The American Academy of Sleep Medicine is promoting management of sleep apnea as a chronic disorder. Can you explain the basics of this model and give your opinion on its viability as a business model?
The premise views sleep apnea as a chronic condition requiring long-term disease management services. Clearly, the model is viable as a business model, but the revenue stream may prove considerably smaller for many sleep centers unless two key components are instituted or maintained in the system. These components involve how to use overnight PSG services in the sleep lab and how to incorporate a DME program into the overall sleep center operations.
Starting with lab services, for the next several years many opportunities to generate revenue through sleep studies will continue, especially for titrations compared to diagnostic studies. The pervasive mediocrity of DME companies insures that many patients will fail their initial attempts at CPAP. This failure rate is compounded by sleep centers that have not previously focused on CPAP compliance. We repeatedly see this scenario now, and it will continue for several years or longer: namely, the proportion of disenchanted OSA and UARS patients will attain epidemic status, necessitating higher quality services in the form of expert titrations.
Sleep labs already conducting advanced titrations (e.g. ABPAP, ASV) may see growth, because centers that ceased lab work possess no direct, objective resources to solve patients’ problems. As insurance is more likely to cover a failing patient’s return to the lab, the non-lab facilities must refer their patients elsewhere. Moreover, any sleep lab that trains sleep techs with sophisticated PAP devices to overcome RERAs and lessen expiratory pressure intolerance (EPI) will see an influx of second opinion patients beating down their doors, given the high failure rates observed with recent business models that over-emphasize home testing and unattended use of auto-adjusting PAP.
The second area involves integration of DME into the sleep center. Despite the disturbing response from CMS toward the AASM proposal for Stark law exemptions, most insurance companies will eventually own up to the absurdity which they wrought upon themselves by relying on the paradoxical arrangement of separating DMEs from sleep center operations. Although many legal and administration challenges may arise setting up a DME, a considerable revenue stream awaits those willing to pursue these additional aspects of product and service delivery. The resupply component is thought to be the mainstay and clearly fits with the chronic management paradigm. Thus, sleep centers should become viable centers for DME.
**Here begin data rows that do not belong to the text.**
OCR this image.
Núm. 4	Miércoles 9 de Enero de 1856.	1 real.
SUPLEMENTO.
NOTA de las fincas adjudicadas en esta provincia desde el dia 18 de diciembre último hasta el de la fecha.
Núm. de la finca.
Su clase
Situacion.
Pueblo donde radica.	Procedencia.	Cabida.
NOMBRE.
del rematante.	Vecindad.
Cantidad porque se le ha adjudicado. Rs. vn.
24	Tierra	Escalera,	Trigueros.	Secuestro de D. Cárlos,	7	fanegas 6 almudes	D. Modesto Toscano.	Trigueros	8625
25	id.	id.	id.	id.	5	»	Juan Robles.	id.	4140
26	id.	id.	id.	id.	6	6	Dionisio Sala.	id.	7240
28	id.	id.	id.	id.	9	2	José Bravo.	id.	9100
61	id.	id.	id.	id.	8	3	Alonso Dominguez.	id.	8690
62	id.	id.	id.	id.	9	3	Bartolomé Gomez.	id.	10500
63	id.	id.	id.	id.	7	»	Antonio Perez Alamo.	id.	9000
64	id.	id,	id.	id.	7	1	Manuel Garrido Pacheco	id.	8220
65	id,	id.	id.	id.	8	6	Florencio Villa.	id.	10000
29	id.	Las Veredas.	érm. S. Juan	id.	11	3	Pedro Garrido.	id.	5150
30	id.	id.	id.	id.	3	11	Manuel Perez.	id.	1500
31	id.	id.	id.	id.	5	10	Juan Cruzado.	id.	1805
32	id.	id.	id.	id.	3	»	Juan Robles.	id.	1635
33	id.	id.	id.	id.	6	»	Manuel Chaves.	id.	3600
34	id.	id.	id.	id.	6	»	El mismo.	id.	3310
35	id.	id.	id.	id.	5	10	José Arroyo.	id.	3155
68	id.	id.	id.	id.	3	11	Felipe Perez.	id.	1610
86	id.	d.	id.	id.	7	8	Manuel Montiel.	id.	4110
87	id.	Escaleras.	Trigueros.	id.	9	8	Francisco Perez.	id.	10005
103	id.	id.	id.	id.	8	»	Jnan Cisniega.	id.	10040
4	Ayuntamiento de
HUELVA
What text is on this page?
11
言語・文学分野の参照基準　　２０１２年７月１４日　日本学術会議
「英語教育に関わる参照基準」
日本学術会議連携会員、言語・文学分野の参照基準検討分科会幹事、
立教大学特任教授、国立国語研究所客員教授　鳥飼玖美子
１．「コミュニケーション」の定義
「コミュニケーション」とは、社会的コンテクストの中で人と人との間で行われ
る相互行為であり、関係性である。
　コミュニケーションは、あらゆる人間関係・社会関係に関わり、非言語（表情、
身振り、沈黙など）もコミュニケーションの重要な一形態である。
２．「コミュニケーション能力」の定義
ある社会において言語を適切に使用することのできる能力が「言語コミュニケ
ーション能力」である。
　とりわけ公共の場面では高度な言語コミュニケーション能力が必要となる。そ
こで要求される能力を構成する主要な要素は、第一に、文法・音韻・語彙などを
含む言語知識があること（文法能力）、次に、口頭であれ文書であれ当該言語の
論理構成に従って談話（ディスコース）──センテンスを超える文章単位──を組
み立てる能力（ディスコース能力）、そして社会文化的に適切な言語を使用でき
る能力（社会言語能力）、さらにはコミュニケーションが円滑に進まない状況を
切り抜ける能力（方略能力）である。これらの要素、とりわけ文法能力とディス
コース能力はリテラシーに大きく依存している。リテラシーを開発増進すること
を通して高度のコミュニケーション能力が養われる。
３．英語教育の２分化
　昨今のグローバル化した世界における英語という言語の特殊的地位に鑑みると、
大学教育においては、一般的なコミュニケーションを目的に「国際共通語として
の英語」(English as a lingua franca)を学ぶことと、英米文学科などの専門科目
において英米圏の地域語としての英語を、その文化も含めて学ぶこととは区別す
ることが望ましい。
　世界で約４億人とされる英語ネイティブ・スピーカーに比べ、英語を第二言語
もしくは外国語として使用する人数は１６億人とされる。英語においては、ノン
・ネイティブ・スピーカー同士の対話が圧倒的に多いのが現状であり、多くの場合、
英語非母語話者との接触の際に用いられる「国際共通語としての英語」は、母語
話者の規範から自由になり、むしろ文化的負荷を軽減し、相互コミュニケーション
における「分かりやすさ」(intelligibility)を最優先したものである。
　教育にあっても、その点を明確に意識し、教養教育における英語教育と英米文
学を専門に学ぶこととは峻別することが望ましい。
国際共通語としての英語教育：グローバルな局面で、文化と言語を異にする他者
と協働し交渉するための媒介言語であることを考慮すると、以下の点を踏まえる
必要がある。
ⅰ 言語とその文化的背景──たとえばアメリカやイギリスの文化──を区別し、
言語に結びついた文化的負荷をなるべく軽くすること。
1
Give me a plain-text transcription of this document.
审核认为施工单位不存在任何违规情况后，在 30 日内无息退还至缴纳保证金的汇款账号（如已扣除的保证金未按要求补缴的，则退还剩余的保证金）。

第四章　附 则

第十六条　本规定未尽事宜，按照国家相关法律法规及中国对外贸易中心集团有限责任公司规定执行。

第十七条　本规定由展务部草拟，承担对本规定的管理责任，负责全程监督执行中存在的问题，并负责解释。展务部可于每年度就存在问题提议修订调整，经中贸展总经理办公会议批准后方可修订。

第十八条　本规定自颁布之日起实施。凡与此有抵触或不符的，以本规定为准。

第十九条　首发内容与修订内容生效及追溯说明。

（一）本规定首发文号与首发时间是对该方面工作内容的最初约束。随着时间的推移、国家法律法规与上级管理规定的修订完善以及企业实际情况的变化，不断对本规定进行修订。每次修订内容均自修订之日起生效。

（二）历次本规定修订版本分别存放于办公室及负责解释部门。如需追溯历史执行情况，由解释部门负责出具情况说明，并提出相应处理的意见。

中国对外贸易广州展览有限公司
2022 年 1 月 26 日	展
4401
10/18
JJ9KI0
A related solution is the rise of DME companies like Classic Sleepcare that specialize only in sleep devices and other sleep health areas. These sleep-only entities are much better positioned to excel compared to broad-based DME companies, because the focus on sleep will drive them toward far greater precision in care. With this model, expect to see increasing collaborations or perhaps affiliate programs where sleep centers enter the DME side by working with sleep-focused DME companies.
Those sleep medical centers that address lab services or DME components or preferably both are likely to maintain a reasonable degree of stability and possibly some growth, until the inevitable technological advances or regulatory burdens trigger new chaos and challenges.